Tem razão o Dr. António Pires de Lima, quando afirma que os cidadãos eleitores não deveriam ser obrigados a votar num determinado candidato, como mal menor, por exclusão da participação de outros candidatos no próximo acto eleitoral. Ambos os secretários-gerais dos dois maiores partidos do espectro político nacional são de opinião de que a candidatura presidencial é uma candidatura unipessoal, não partidarizada, reservando-se cada partido o direito de apoiar oficialmente o candidato que mais afinidade tem com a sua esfera política, propondo-se este último, por outro lado, aceitar aquele apoio, evocando sobretudo a questão da logística (vamos fingir que acreditamos neste raciocínio ecléctico, tal qual o céu é azul, os prados são verdes e os pássaros aves).
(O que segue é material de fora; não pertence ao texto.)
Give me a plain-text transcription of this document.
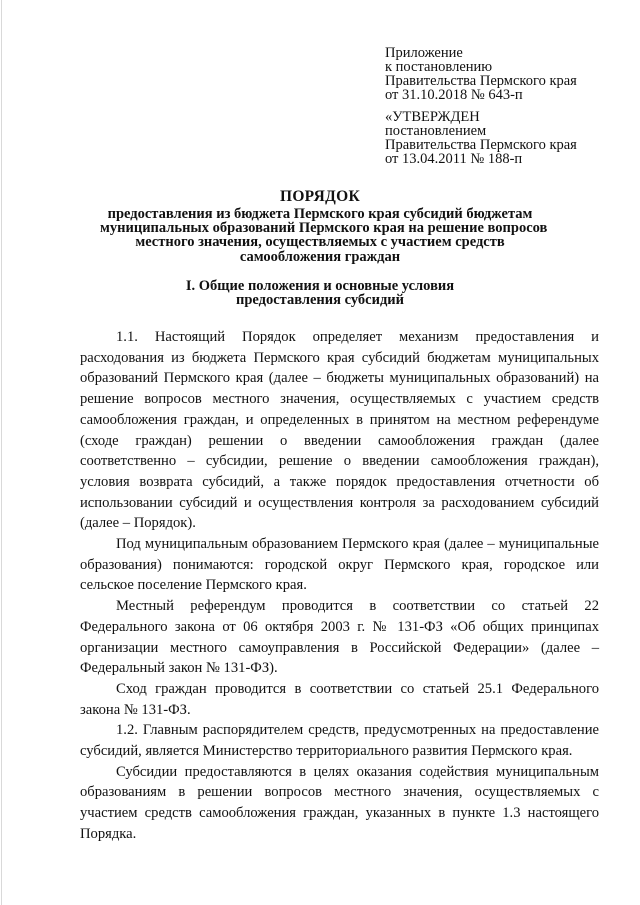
Приложение
к постановлению
Правительства Пермского края
от 31.10.2018 № 643-п
«УТВЕРЖДЕН
постановлением
Правительства Пермского края
от 13.04.2011 № 188-п
ПОРЯДОК
предоставления из бюджета Пермского края субсидий бюджетам
муниципальных образований Пермского края на решение вопросов
местного значения, осуществляемых с участием средств
самообложения граждан
I. Общие положения и основные условия
предоставления субсидий

1.1. Настоящий Порядок определяет механизм предоставления и расходования из бюджета Пермского края субсидий бюджетам муниципальных образований Пермского края (далее – бюджеты муниципальных образований) на решение вопросов местного значения, осуществляемых с участием средств самообложения граждан, и определенных в принятом на местном референдуме (сходе граждан) решении о введении самообложения граждан (далее соответственно – субсидии, решение о введении самообложения граждан), условия возврата субсидий, а также порядок предоставления отчетности об использовании субсидий и осуществления контроля за расходованием субсидий (далее – Порядок).

Под муниципальным образованием Пермского края (далее – муниципальные образования) понимаются: городской округ Пермского края, городское или сельское поселение Пермского края.

Местный референдум проводится в соответствии со статьей 22 Федерального закона от 06 октября 2003 г. № 131-ФЗ «Об общих принципах организации местного самоуправления в Российской Федерации» (далее – Федеральный закон № 131-ФЗ).

Сход граждан проводится в соответствии со статьей 25.1 Федерального закона № 131-ФЗ.

1.2. Главным распорядителем средств, предусмотренных на предоставление субсидий, является Министерство территориального развития Пермского края.

Субсидии предоставляются в целях оказания содействия муниципальным образованиям в решении вопросов местного значения, осуществляемых с участием средств самообложения граждан, указанных в пункте 1.3 настоящего Порядка.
A possibilidade que é dada a outros candidatos, militantes partidários, de igualmente concorrer à eleição presidencial sem ser alvo de sanções disciplinares por parte das direcções dos seus partidos, traduz uma certa forma de estar em democracia que merece ser apreciada e devidamente saudada. O partido socialista ao aceitar a candidatura de Manuel Alegre, embora não o apoiando, deu aos seus militantes a possibilidade de escolher o seu candidato preferencial do universo político da esquerda, sendo que com essa posição (ou táctica) ainda esperará colher porventura alguns votos do eleitorado do centro-esquerda para o Dr. Mário Soares (…?), contrariamente à leitura feita pelas sondagens que asseguram fidelidade a Cavaco Silva, da parte desse eleitorado.
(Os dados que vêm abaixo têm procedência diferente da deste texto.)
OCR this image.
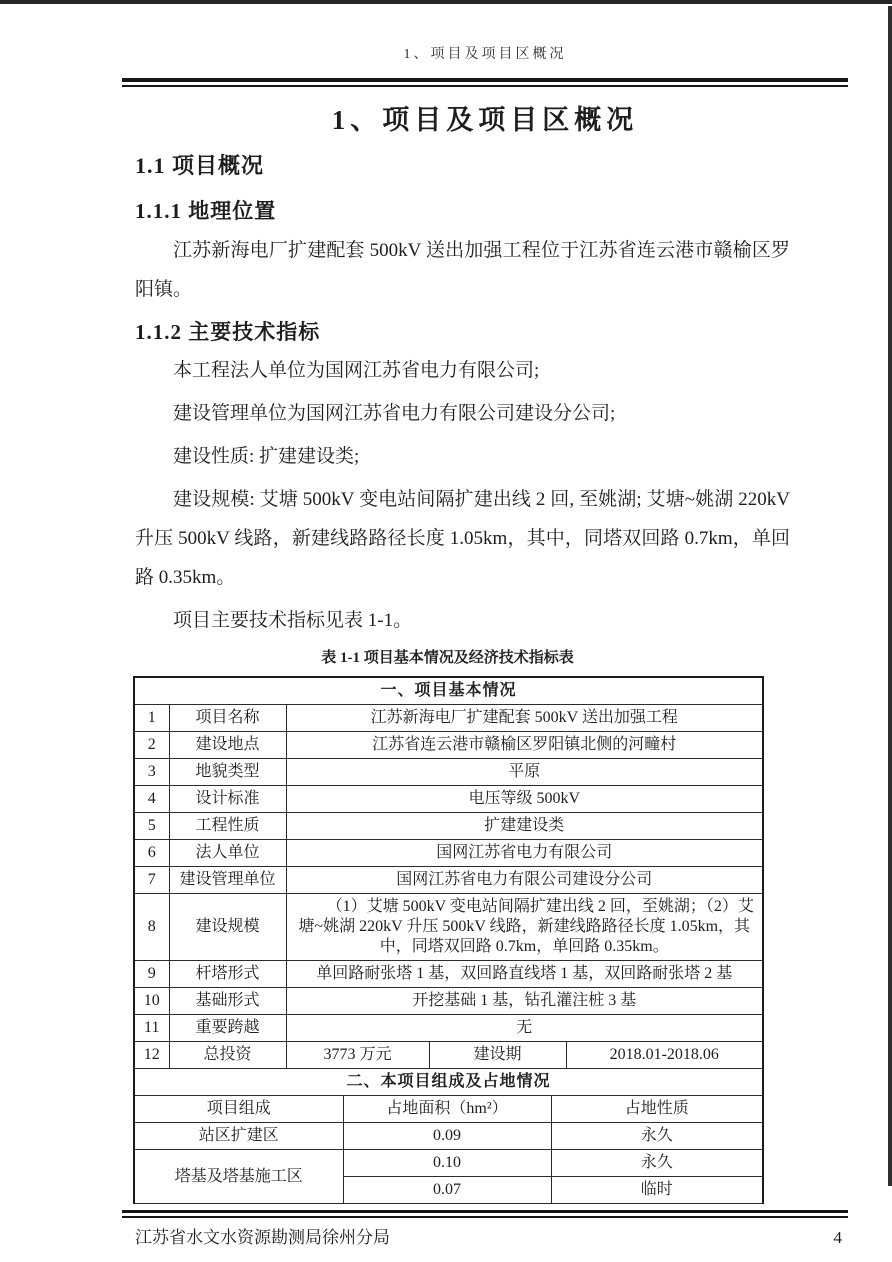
1、项目及项目区概况
1、项目及项目区概况
1.1 项目概况
1.1.1 地理位置
江苏新海电厂扩建配套 500kV 送出加强工程位于江苏省连云港市赣榆区罗阳镇。
1.1.2 主要技术指标
本工程法人单位为国网江苏省电力有限公司;
建设管理单位为国网江苏省电力有限公司建设分公司;
建设性质: 扩建建设类;
建设规模: 艾塘 500kV 变电站间隔扩建出线 2 回, 至姚湖; 艾塘~姚湖 220kV 升压 500kV 线路，新建线路路径长度 1.05km，其中，同塔双回路 0.7km，单回路 0.35km。
项目主要技术指标见表 1-1。
表 1-1 项目基本情况及经济技术指标表
一、项目基本情况				
1	项目名称	江苏新海电厂扩建配套 500kV 送出加强工程		
2	建设地点	江苏省连云港市赣榆区罗阳镇北侧的河疃村		
3	地貌类型	平原		
4	设计标准	电压等级 500kV		
5	工程性质	扩建建设类		
6	法人单位	国网江苏省电力有限公司		
7	建设管理单位	国网江苏省电力有限公司建设分公司		
8	建设规模	（1）艾塘 500kV 变电站间隔扩建出线 2 回，至姚湖；（2）艾塘~姚湖 220kV 升压 500kV 线路，新建线路路径长度 1.05km，其中，同塔双回路 0.7km，单回路 0.35km。		
9	杆塔形式	单回路耐张塔 1 基，双回路直线塔 1 基，双回路耐张塔 2 基		
10	基础形式	开挖基础 1 基，钻孔灌注桩 3 基		
11	重要跨越	无		
12	总投资	3773 万元	建设期	2018.01-2018.06
二、本项目组成及占地情况		
项目组成	占地面积（hm²）	占地性质
站区扩建区	0.09	永久
塔基及塔基施工区	0.10	永久
	0.07	临时
江苏省水文水资源勘测局徐州分局	4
Vejo com bons olhos uma candidatura à direita do Dr. Paulo Portas e até mesmo do Dr. Pedro Santana Lopes, porque não? Neste último caso, e dependendo do apoio que gera PSL dentro do PSD, enterrar-se-ia definitivamente um mito, ou então, assistiríamos ao ressurgimento do animal político que nele sempre existiu, a exemplo do político que faz da política, enquanto ciência da comunicação para as massas, a sua profissão - isto para cabal esclarecimento do Dr. Mário Soares -.
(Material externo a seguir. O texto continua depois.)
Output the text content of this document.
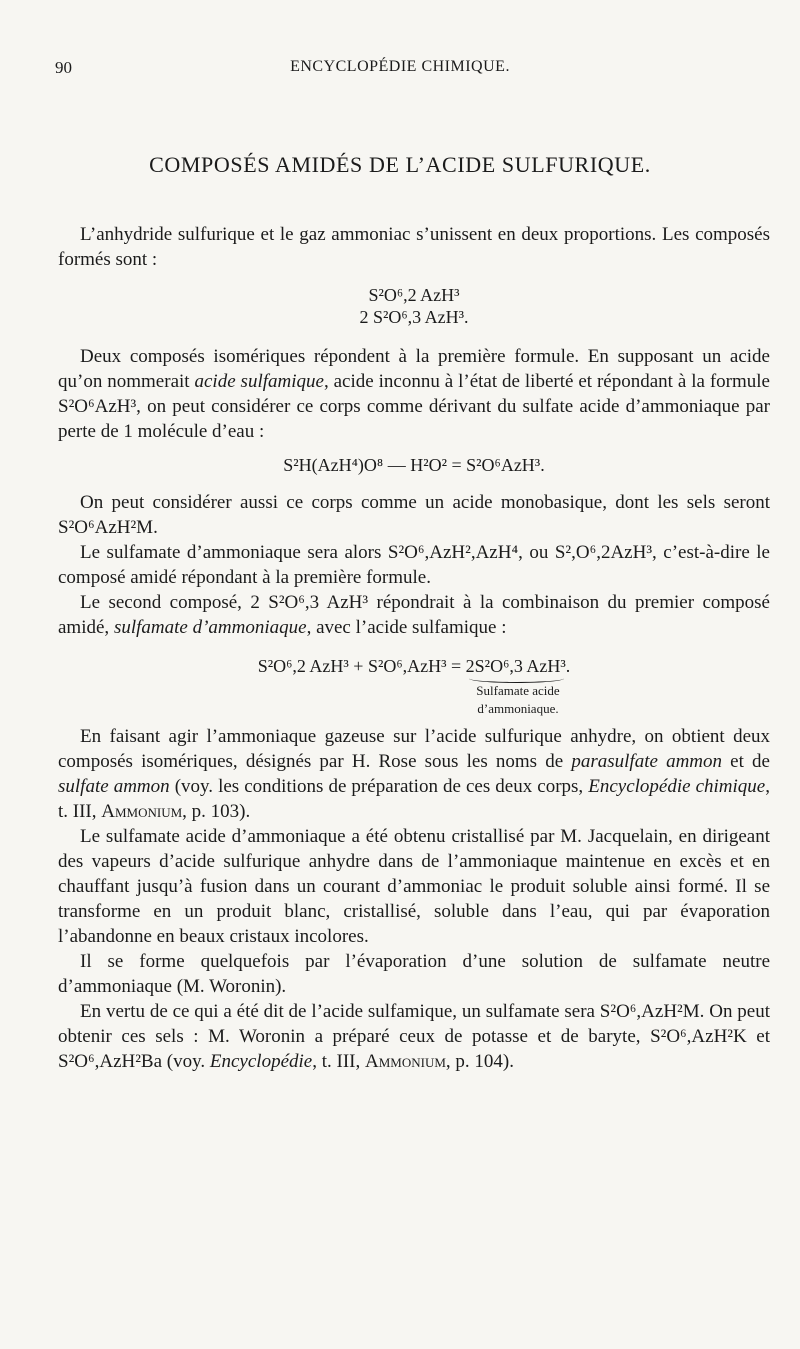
90	ENCYCLOPÉDIE CHIMIQUE.
COMPOSÉS AMIDÉS DE L’ACIDE SULFURIQUE.

L’anhydride sulfurique et le gaz ammoniac s’unissent en deux proportions. Les composés formés sont :

S²O⁶,2 AzH³
2 S²O⁶,3 AzH³.

Deux composés isomériques répondent à la première formule. En supposant un acide qu’on nommerait acide sulfamique, acide inconnu à l’état de liberté et répondant à la formule S²O⁶AzH³, on peut considérer ce corps comme dérivant du sulfate acide d’ammoniaque par perte de 1 molécule d’eau :

S²H(AzH⁴)O⁸ — H²O² = S²O⁶AzH³.

On peut considérer aussi ce corps comme un acide monobasique, dont les sels seront S²O⁶AzH²M.

Le sulfamate d’ammoniaque sera alors S²O⁶,AzH²,AzH⁴, ou S²,O⁶,2AzH³, c’est-à-dire le composé amidé répondant à la première formule.

Le second composé, 2 S²O⁶,3 AzH³ répondrait à la combinaison du premier composé amidé, sulfamate d’ammoniaque, avec l’acide sulfamique :

S²O⁶,2 AzH³ + S²O⁶,AzH³ = 2S²O⁶,3 AzH³.
Sulfamate acide
d’ammoniaque.

En faisant agir l’ammoniaque gazeuse sur l’acide sulfurique anhydre, on obtient deux composés isomériques, désignés par H. Rose sous les noms de parasulfate ammon et de sulfate ammon (voy. les conditions de préparation de ces deux corps, Encyclopédie chimique, t. III, Ammonium, p. 103).

Le sulfamate acide d’ammoniaque a été obtenu cristallisé par M. Jacquelain, en dirigeant des vapeurs d’acide sulfurique anhydre dans de l’ammoniaque maintenue en excès et en chauffant jusqu’à fusion dans un courant d’ammoniac le produit soluble ainsi formé. Il se transforme en un produit blanc, cristallisé, soluble dans l’eau, qui par évaporation l’abandonne en beaux cristaux incolores.

Il se forme quelquefois par l’évaporation d’une solution de sulfamate neutre d’ammoniaque (M. Woronin).

En vertu de ce qui a été dit de l’acide sulfamique, un sulfamate sera S²O⁶,AzH²M. On peut obtenir ces sels : M. Woronin a préparé ceux de potasse et de baryte, S²O⁶,AzH²K et S²O⁶,AzH²Ba (voy. Encyclopédie, t. III, Ammonium, p. 104).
Dizer-se que a oferta de candidatos presidenciais, à esquerda ou à direita, não contribui para a tranquilidade ou estabilidade do nosso sistema político, é um acto anti-democrático e um atentado à inteligência do cidadão eleitor, sobretudo do cidadão eleitor que não é militante partidário, mas que professa uma cultura de voto baseada na razão e não na emoção, privilegiando os interesses do país em detrimento dos seus próprios interesses, e de quem todo o político corre atrás, vulgarmente rotulando-o de eleitor do centro.